O direito de não produzir provas contra si, garantido pelo Supremo Tribunal Federal, transformou o depoimento do empresário Carlos Wizard na CPI da Covid em um retumbante samba de uma nota só. “Eu me reservo o direito de permanecer em silêncio”, repetiu Wizard ao longo do dia, fosse qual fosse a pergunta, tivesse ou não potencial de produzir prova contra ele. Aliás, o conceito de “prova contra si” nunca foi tão elástico.
A CPI queria saber qual foi o papel do milionário no gabinete paralelo que orientava ao presidente Jair Bolsonaro em questões relativas ao enfrentamento da covid-19, mas ele se manteve no papel de estátua viva, oposto de seu estilo falastrão em defesa de tratamentos de ineficácia comprovada. Opinião furada sobre medicamentos não o incriminam. Wizard invocou o nome de Deus em vão, usou a Bíblia como escudo e debochou do país com um silêncio que também pode ser traduzido como “quem cala, consente”, já que abriu mão de contar a verdade.
O silêncio arrogante de Wizard contrasta com a língua solta do deputado Luís Miranda (DEM-DF), mas os dois têm um ponto de intersecção com o terceiro personagem que pode comprometer o futuro do presidente Jair Bolsonaro, o líder do governo Ricardo Barros (PP-PR). Os três são expoentes do time Bolsonaro, todos próximos o suficiente para deter segredos que podem implodir o alicerce sobre o qual se sustenta um governo acossado por denúncias de negligência, omissão, equívocos e, agora, suspeito de acobertar atos de corrupção. Barros também é homem do centrão, aquele grupo para o qual, na campanha de 2018, o general Augusto Heleno arriscou-se a cantar “Se gritar pega centrão/ não fica um, meu irmão”.
Miranda não só fala pelos cotovelos, como tem o hábito de gravar conversas, o que sempre é preocupante para quem tem diálogos pouco republicanos com ele. O passado nebuloso do deputado depõe contra ele, mas só os ingênuos imaginam que tentativas de corrupção sejam reveladas por freiras carmelitas. Miranda e o irmão denunciaram ao presidente uma tentativa escancarada de desvio de recursos envolvendo a compra da vacina indiana Covaxin, cujo contrato foi suspenso na terça-feira pelo Ministério da Saúde por orientação da Controladoria-Geral da União. Se gravou ou não, Miranda faz suspense. Pode estar blefando, mas a reação de Bolsonaro indica que essa dúvida o presidente e seus filhos têm.
O risco Barros deveria ser conhecido por Bolsonaro quando o escolheu líder do governo na Câmara, um cargo mais cobiçado do que boa parte dos ministérios. Se, de fato, o presidente disse a Miranda que “isso só pode ser rolo do Ricardo Barros”, por que o manteve no cargo? Por que nomeou a esposa do deputado para o conselho de Itaipu Binacional, uma sinecura com a qual os governos costumam contemplar seus aliados?

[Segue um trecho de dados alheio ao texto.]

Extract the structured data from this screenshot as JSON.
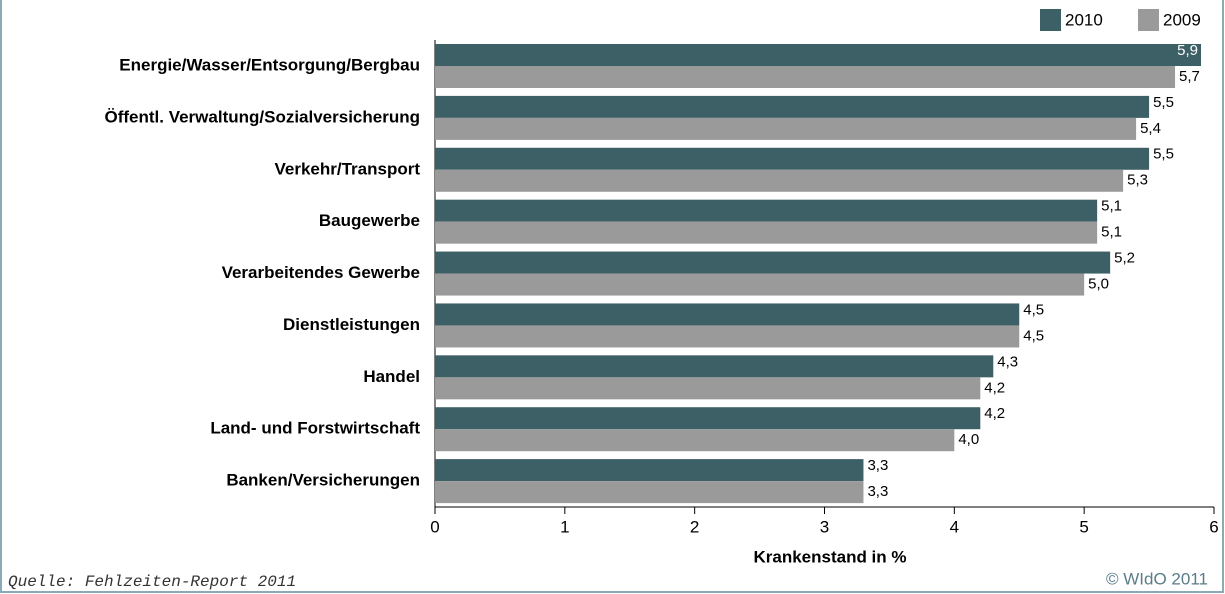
{
  "chart_data": {
    "type": "hbar",
    "categories": [
      "Energie/Wasser/Entsorgung/Bergbau",
      "Öffentl. Verwaltung/Sozialversicherung",
      "Verkehr/Transport",
      "Baugewerbe",
      "Verarbeitendes Gewerbe",
      "Dienstleistungen",
      "Handel",
      "Land- und Forstwirtschaft",
      "Banken/Versicherungen"
    ],
    "series": [
      {
        "name": "2010",
        "color": "#3d5f66",
        "values": [
          5.9,
          5.5,
          5.5,
          5.1,
          5.2,
          4.5,
          4.3,
          4.2,
          3.3
        ],
        "value_labels": [
          "5,9",
          "5,5",
          "5,5",
          "5,1",
          "5,2",
          "4,5",
          "4,3",
          "4,2",
          "3,3"
        ]
      },
      {
        "name": "2009",
        "color": "#9a9a9a",
        "values": [
          5.7,
          5.4,
          5.3,
          5.1,
          5.0,
          4.5,
          4.2,
          4.0,
          3.3
        ],
        "value_labels": [
          "5,7",
          "5,4",
          "5,3",
          "5,1",
          "5,0",
          "4,5",
          "4,2",
          "4,0",
          "3,3"
        ]
      }
    ],
    "xlabel": "Krankenstand in %",
    "xlim": [
      0,
      6
    ],
    "xticks": [
      0,
      1,
      2,
      3,
      4,
      5,
      6
    ],
    "legend": "top-right",
    "source": "Quelle: Fehlzeiten-Report 2011",
    "copyright": "© WIdO 2011"
  }
}
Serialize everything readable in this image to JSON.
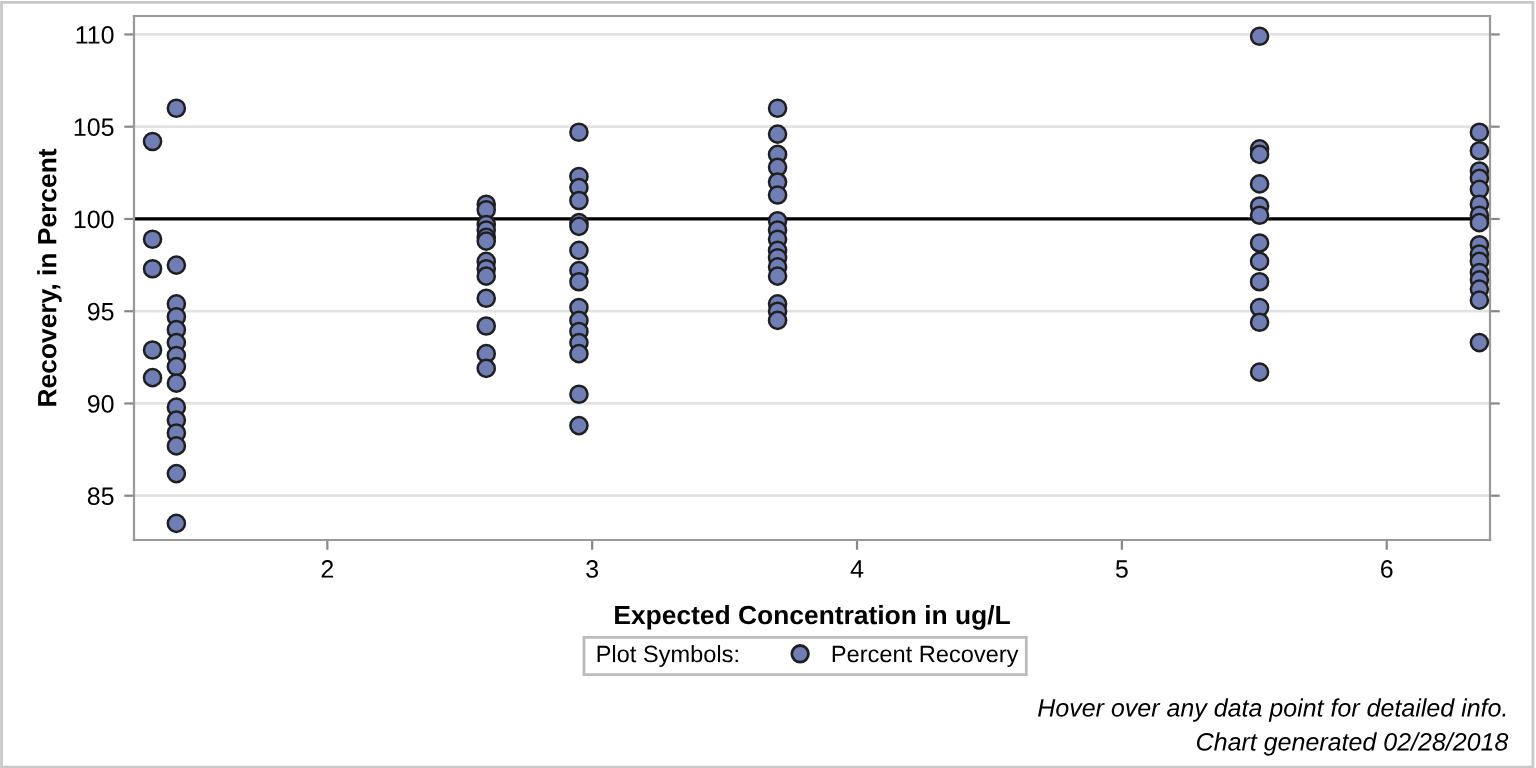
{
  "chart_data": {
    "type": "scatter",
    "xlabel": "Expected Concentration in ug/L",
    "ylabel": "Recovery, in Percent",
    "legend_title": "Plot Symbols:",
    "series": [
      {
        "name": "Percent Recovery",
        "color": "#6f7fb5",
        "x": [
          1.34,
          1.34,
          1.34,
          1.34,
          1.34,
          1.43,
          1.43,
          1.43,
          1.43,
          1.43,
          1.43,
          1.43,
          1.43,
          1.43,
          1.43,
          1.43,
          1.43,
          1.43,
          1.43,
          1.43,
          2.6,
          2.6,
          2.6,
          2.6,
          2.6,
          2.6,
          2.6,
          2.6,
          2.6,
          2.6,
          2.6,
          2.6,
          2.6,
          2.95,
          2.95,
          2.95,
          2.95,
          2.95,
          2.95,
          2.95,
          2.95,
          2.95,
          2.95,
          2.95,
          2.95,
          2.95,
          2.95,
          2.95,
          2.95,
          3.7,
          3.7,
          3.7,
          3.7,
          3.7,
          3.7,
          3.7,
          3.7,
          3.7,
          3.7,
          3.7,
          3.7,
          3.7,
          3.7,
          3.7,
          3.7,
          5.52,
          5.52,
          5.52,
          5.52,
          5.52,
          5.52,
          5.52,
          5.52,
          5.52,
          5.52,
          5.52,
          5.52,
          6.35,
          6.35,
          6.35,
          6.35,
          6.35,
          6.35,
          6.35,
          6.35,
          6.35,
          6.35,
          6.35,
          6.35,
          6.35,
          6.35,
          6.35,
          6.35
        ],
        "values": [
          104.2,
          98.9,
          97.3,
          92.9,
          91.4,
          106.0,
          97.5,
          95.4,
          94.7,
          94.0,
          93.3,
          92.6,
          92.0,
          91.1,
          89.8,
          89.1,
          88.4,
          87.7,
          86.2,
          83.5,
          100.8,
          100.5,
          99.7,
          99.4,
          99.0,
          98.8,
          97.7,
          97.3,
          96.9,
          95.7,
          94.2,
          92.7,
          91.9,
          104.7,
          102.3,
          101.7,
          101.0,
          99.8,
          99.6,
          98.3,
          97.2,
          96.6,
          95.2,
          94.5,
          93.9,
          93.3,
          92.7,
          90.5,
          88.8,
          106.0,
          104.6,
          103.5,
          102.8,
          102.0,
          101.3,
          99.9,
          99.4,
          98.9,
          98.3,
          97.9,
          97.4,
          96.9,
          95.4,
          95.0,
          94.5,
          109.9,
          103.8,
          103.5,
          101.9,
          100.7,
          100.2,
          98.7,
          97.7,
          96.6,
          95.2,
          94.4,
          91.7,
          104.7,
          103.7,
          102.6,
          102.2,
          101.6,
          100.8,
          100.2,
          99.8,
          98.6,
          98.1,
          97.7,
          97.1,
          96.7,
          96.2,
          95.6,
          93.3
        ]
      }
    ],
    "xlim": [
      1.27,
      6.39
    ],
    "xticks": [
      2,
      3,
      4,
      5,
      6
    ],
    "ylim": [
      82.6,
      111.0
    ],
    "yticks": [
      85,
      90,
      95,
      100,
      105,
      110
    ],
    "grid": "y",
    "marker": "circle",
    "legend": "bottom",
    "ref_lines": [
      {
        "axis": "y",
        "value": 100,
        "color": "#000000"
      }
    ],
    "annotations": [
      "Hover over any data point for detailed info.",
      "Chart generated 02/28/2018"
    ]
  }
}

Respostas para parte das perguntas em aberto serão dadas no depoimento de Barros, previsto para 8 de julho na CPI. Ele já disse que sabe se defender. É experiente, foi ministro da Saúde e pode ser considerado uma das raposas do Congresso. Se optar pela estratégia de ficar mudo, será um silêncio que fala.
Aliás
O caso do agora ex-diretor de Logística do Ministério da Saúde, Roberto Ferreira Dias, acusado de pedir propina de US$ 1 por dose de vacina, pode ser apenas uma tentativa individual de levar vantagem, mas a obrigação dos integrantes da CPI é jogar luz sobre suas relações dentro e fora do governo.